Cada uno de los que escriben tiene su público. Hay autores premiosos que parece que tejieran el tiempo, que descomponen cualquier acción o pensamiento en infinitas y minúsculas secuencias. Otros, por el contrario, tienen un rayo en la pluma. Algunos buscan una escritura enteramente desprovista de cualquier artificio, absolutamente natural. Paul Léautaud, el acedo crítico literario francés, afirmaba: “La búsqueda de una palabra, incluso si es necesaria, es un atentado contra lo natural. Debe escribirse con las palabras que uno conoce, que uno tiene en la cabeza. [...] No me gusta la gran literatura. Sólo me gusta la conversación escrita”. No coincido en esto con él. La obra literaria es una obra de arte y exige planificación y artificiosidad; esto es casi una tautología. Reclama el trabajo plateresco de la forma, el exquisito cincelado de las palabras.

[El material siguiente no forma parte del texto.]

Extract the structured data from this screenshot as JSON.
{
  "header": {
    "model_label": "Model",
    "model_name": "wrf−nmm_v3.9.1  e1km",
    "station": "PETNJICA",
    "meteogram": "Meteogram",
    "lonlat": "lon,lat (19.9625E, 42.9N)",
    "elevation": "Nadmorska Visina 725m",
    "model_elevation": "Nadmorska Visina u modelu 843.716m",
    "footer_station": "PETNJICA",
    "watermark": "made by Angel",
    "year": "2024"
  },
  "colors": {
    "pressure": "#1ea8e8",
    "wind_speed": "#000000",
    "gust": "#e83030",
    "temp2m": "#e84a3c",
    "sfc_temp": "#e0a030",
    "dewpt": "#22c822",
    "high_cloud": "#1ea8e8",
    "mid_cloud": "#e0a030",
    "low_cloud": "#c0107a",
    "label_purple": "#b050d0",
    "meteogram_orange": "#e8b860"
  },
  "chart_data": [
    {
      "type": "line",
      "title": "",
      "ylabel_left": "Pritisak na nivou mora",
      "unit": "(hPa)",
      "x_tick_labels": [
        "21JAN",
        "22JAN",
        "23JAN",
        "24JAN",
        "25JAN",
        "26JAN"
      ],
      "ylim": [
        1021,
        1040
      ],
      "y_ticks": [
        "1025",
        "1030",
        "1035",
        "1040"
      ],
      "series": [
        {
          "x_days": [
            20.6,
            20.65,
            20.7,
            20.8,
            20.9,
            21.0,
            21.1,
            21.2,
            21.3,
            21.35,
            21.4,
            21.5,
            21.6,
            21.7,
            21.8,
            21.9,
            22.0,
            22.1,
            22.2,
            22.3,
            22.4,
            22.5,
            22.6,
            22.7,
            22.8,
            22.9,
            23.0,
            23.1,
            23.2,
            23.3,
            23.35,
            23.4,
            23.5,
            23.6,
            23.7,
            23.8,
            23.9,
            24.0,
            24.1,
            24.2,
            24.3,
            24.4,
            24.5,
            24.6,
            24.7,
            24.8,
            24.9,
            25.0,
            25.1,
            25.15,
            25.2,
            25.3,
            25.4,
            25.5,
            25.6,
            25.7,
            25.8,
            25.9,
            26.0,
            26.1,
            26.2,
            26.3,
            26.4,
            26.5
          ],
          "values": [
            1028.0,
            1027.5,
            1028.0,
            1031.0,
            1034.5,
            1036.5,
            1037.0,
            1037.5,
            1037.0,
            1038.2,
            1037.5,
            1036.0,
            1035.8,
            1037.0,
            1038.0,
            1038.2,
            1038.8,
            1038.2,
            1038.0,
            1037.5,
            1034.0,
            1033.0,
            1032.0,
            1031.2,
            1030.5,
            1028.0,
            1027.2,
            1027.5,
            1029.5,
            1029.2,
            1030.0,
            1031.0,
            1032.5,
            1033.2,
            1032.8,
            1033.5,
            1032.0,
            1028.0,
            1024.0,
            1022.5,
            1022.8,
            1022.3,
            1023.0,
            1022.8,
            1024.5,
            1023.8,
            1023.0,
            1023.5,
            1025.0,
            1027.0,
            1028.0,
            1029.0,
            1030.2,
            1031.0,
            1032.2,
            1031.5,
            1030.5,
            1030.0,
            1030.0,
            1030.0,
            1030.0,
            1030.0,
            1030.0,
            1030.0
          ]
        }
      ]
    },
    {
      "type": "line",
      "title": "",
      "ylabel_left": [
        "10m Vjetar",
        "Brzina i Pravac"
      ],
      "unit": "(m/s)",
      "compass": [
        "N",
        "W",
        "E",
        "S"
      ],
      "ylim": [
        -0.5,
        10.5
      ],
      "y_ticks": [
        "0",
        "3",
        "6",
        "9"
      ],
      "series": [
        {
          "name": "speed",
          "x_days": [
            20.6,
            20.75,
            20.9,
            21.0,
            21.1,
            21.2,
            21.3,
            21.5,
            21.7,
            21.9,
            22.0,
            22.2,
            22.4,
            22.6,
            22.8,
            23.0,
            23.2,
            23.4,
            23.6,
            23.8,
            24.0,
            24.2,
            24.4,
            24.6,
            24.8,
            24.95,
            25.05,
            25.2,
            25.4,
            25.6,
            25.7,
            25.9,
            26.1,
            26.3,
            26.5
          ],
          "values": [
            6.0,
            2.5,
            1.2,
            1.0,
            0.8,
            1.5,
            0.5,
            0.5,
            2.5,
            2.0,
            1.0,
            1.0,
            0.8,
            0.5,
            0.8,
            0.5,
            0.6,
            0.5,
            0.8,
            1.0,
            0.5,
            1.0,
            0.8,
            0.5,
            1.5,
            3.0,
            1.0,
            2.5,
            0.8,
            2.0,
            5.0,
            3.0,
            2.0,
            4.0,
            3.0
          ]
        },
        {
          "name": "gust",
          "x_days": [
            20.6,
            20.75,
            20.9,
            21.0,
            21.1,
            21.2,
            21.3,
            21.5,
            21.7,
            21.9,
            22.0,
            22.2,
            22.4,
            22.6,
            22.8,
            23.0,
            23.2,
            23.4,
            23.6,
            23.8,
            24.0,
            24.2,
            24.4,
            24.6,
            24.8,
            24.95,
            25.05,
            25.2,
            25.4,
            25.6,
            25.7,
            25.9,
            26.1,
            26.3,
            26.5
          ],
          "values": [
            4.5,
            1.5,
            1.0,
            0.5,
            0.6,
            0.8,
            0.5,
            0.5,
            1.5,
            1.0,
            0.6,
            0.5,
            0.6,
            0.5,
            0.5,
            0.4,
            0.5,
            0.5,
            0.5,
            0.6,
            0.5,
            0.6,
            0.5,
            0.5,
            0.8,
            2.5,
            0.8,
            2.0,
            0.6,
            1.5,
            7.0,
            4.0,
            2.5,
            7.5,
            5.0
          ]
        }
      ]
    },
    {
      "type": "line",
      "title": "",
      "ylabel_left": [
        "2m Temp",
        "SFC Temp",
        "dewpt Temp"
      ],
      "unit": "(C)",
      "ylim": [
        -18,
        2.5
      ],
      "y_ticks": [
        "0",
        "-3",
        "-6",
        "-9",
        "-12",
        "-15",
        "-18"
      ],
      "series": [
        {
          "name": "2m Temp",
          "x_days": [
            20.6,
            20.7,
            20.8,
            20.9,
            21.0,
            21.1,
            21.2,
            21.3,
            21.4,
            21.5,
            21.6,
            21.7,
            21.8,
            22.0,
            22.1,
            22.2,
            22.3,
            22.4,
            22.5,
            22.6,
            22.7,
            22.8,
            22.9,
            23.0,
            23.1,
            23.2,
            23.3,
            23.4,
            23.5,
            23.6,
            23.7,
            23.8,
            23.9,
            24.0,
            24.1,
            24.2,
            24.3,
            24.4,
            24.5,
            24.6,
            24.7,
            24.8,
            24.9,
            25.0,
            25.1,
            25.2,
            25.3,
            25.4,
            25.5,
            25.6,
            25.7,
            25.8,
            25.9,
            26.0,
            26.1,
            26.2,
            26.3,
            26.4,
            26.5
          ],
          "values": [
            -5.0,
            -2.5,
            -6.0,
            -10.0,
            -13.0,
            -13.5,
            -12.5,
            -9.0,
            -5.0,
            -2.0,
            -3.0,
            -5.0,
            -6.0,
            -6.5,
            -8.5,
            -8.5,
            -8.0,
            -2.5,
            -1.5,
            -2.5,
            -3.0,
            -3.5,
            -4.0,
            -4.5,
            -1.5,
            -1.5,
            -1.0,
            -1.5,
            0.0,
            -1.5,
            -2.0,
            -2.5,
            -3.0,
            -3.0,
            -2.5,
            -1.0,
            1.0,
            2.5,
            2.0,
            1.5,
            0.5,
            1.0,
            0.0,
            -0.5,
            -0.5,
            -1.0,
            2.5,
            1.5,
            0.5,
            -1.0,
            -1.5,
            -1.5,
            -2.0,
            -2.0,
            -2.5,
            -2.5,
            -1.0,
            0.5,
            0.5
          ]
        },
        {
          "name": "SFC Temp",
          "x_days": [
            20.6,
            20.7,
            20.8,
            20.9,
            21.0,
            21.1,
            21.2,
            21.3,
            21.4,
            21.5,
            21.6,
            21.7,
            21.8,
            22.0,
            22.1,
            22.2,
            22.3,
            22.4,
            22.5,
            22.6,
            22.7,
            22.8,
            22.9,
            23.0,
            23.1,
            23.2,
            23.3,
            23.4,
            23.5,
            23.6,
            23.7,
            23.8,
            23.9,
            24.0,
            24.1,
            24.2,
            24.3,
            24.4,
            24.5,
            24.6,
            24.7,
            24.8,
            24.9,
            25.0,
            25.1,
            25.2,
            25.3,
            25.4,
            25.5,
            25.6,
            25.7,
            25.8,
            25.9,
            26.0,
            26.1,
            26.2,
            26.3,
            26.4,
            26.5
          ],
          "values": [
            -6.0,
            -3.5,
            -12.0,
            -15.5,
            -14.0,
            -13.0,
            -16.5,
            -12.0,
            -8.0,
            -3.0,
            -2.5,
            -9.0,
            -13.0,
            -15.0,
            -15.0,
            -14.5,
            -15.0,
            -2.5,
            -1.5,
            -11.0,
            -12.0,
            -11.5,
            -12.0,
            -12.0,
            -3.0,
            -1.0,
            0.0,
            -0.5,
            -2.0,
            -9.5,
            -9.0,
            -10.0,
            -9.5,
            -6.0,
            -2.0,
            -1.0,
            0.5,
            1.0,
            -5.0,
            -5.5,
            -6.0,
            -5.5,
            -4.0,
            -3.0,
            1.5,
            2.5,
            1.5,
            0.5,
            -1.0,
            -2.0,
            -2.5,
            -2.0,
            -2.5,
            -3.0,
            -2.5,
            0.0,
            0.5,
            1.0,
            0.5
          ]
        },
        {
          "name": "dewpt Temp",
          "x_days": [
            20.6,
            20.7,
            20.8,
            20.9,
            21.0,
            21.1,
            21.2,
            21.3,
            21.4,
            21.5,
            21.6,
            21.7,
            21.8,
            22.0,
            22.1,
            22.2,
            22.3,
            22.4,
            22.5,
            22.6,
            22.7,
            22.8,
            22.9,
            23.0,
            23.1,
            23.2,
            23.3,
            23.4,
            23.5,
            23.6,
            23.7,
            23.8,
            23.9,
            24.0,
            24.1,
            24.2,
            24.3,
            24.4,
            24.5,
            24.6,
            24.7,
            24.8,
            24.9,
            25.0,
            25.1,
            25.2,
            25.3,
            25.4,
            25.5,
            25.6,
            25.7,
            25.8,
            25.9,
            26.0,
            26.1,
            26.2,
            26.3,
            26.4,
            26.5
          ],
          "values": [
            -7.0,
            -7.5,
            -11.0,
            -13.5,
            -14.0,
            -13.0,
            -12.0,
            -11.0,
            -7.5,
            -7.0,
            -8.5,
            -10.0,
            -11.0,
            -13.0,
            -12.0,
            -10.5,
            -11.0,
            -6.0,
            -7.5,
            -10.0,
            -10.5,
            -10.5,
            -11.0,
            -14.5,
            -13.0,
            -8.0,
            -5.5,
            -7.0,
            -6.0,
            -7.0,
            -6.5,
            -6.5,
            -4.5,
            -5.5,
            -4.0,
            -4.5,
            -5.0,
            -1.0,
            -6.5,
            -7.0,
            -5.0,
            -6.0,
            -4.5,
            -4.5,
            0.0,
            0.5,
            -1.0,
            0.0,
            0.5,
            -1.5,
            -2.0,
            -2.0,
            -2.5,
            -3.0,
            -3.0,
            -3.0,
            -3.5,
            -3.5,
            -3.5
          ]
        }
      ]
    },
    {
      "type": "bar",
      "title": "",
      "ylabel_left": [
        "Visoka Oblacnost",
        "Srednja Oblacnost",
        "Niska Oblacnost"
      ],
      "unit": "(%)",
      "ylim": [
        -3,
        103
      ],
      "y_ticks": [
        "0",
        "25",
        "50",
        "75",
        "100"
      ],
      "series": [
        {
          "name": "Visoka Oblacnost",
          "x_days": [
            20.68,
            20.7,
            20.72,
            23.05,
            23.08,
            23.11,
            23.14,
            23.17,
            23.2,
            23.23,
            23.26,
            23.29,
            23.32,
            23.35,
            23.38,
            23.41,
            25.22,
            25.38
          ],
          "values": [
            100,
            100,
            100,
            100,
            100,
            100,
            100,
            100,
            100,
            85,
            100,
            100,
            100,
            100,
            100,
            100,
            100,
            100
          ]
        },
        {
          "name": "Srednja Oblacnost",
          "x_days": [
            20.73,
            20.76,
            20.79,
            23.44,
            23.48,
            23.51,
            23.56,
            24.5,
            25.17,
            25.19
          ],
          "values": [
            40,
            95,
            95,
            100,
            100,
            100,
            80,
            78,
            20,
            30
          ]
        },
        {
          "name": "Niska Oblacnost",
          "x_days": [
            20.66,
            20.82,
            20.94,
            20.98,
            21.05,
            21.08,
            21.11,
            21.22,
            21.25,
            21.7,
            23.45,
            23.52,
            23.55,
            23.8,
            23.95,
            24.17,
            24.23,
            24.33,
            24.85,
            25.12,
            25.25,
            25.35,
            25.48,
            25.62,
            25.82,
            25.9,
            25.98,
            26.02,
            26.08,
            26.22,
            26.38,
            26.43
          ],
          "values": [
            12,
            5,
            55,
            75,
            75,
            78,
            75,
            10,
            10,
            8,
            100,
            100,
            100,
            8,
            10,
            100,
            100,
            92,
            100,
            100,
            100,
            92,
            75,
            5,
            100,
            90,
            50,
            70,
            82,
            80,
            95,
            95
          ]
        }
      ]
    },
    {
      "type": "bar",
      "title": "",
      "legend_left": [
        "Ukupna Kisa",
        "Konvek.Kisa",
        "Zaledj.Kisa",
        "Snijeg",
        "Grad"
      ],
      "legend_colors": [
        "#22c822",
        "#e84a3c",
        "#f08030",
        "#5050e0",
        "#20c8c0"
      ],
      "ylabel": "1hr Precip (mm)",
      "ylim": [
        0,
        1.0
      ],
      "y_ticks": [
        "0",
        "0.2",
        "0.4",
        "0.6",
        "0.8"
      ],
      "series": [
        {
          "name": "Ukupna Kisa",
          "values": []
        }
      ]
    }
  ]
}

Y esto siempre, en todas las circunstancias. Balzac, en su Physiologie du mariage, cuenta la siguiente historia. Un hombre, un extraño —no sería tan extraño, digo yo—, está en la cama con la mujer de un académico, cuando este llega a su casa. El hombre, el amante, al ver la llegada del marido, le reprocha a la esposa infiel: Quand je vous avertissais, madame, qu’il fallait que je m’en aille…, s’écrie l’étranger. — Eh!, Monsieur, dites au moins: Que je m’en allasse!, reprend l’académicien (Os advertí, señora, que era preciso que me vaya…, gritó el extranjero. — Eh!, señor, decid, al menos, que yo me fuera, prosiguió el académico). Muy bien corregido, porque era pertinente, en esa ocasión y en cualquier otra. Y estoy seguro de que también le recriminó otras cosas, que todo se puede hacer a su debido tiempo. Educadamente, como cabe esperar de un académico.

Lo he dicho muchas veces: al escribir, todo está permitido. Porque queda siempre un último baremo: la belleza, la claridad conseguidas. Es difícil ser dogmático aquí. Lector, para mí la literatura es ante todo un juego entre tú y yo; en cuanto junto unas palabras, siempre pienso que estás al otro lado del espejo. Salta a esta parte de una vez y cuéntame. Ayúdame a caminar en la tiniebla de los gustos literarios. Y hazlo pronto, antes de que sea tarde. ¡Es tan quebradiza, tan fugaz, nuestra presencia en el mundo!